Excluding acquisition-related charges from non-GAAP measures
provides investors with a basis to compare Quantum against the
performance of other companies without the variability caused by
purchase accounting.
Share-Based Compensation Expense
Share-based compensation expense relates primarily to equity awards
such as stock options, restricted stock units and employee stock
purchase plan. Share-based compensation is a non-cash expense that
varies in amount from period to period and is dependent on market
forces that are often beyond Quantum's control. Management believes
that non-GAAP measures adjusted for share-based compensation
provide investors with a basis to measure Quantum's core
performance against the performance of other companies without the
variability created by share-based compensation as a result of the
variety of equity awards used by other companies and the varying
methodologies and assumptions used.
Amortization of Debt Costs
Amortization of debt costs, included in interest expense, relates
to the amortization of fees incurred and paid in connection with
the issuance of our debt and convertible notes. Amortization of
debt costs is a non-cash expense that is representative of a single
transaction which occurred in prior periods. The amount is excluded
from non-GAAP financial measures because it is not considered a
core operating activity and management believes that it is
appropriate to exclude the amortization from interest expense in
order to provide investors the ability to compare Quantum's
period-over-period results from continuing operations.
Restructuring Charges
Restructuring charges primarily relate to expenses associated with
changes to Quantum's operating structure. Restructuring charges are
excluded from non-GAAP financial measures because they are not
considered core operating activities. Although Quantum has engaged
in various restructuring activities in the past, each has been a
discrete event based on a unique set of business objectives.
Management believes that it is appropriate to exclude restructuring
charges from Quantum's non-GAAP financial measures, as it enhances
the ability of investors to compare Quantum's period-over-period
operating results from continuing operations.
Proxy Contest and Related Costs
Proxy contest and related costs are expenses incurred to respond to
activities and inquiries of VIEX Capital Advisors, LLC, including
their proxy solicitation and subsequent costs related to the
identification and appointment of new board members. These costs
are not considered core operating activities.
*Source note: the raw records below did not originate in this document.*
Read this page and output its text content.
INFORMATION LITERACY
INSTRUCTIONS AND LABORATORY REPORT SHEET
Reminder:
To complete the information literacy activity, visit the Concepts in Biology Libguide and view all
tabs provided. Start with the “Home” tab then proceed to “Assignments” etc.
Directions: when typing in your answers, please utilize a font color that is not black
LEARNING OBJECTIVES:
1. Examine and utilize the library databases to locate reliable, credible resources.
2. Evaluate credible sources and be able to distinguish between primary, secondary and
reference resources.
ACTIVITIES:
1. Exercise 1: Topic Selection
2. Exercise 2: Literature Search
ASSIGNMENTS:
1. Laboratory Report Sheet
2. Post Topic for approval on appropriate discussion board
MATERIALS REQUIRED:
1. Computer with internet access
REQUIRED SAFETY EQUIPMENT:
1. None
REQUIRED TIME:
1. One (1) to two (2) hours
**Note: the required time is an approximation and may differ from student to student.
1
Management believes
that it is appropriate to exclude these costs in order to provide
investors the ability to compare Quantum's period-over-period
operating results from continuing operations.
Litigation Costs
Litigation costs are expenses incurred to defend ourselves and
perform other activities related to certain patent infringement
lawsuits filed by third parties. These costs are excluded from
non-GAAP financial measures because they are not considered core
operating activities, and management believes that it is
appropriate to exclude these costs in order to provide investors
the ability to compare Quantum's period-over-period operating
results from continuing operations.
Non-GAAP financial measures should not be considered as a
substitute for, or superior to, measures of financial performance
prepared in accordance with GAAP. They are limited in value because
they exclude charges that have a material impact on the company's
reported financial results and, therefore, should not be relied
upon as the sole financial measures to evaluate the company. The
non-GAAP financial measures are meant to supplement, and be viewed
in conjunction with, GAAP financial measures. Investors are
encouraged to review the reconciliation of the non-GAAP financial
measures to their most directly comparable GAAP financial measures
as provided in the tables accompanying this press release.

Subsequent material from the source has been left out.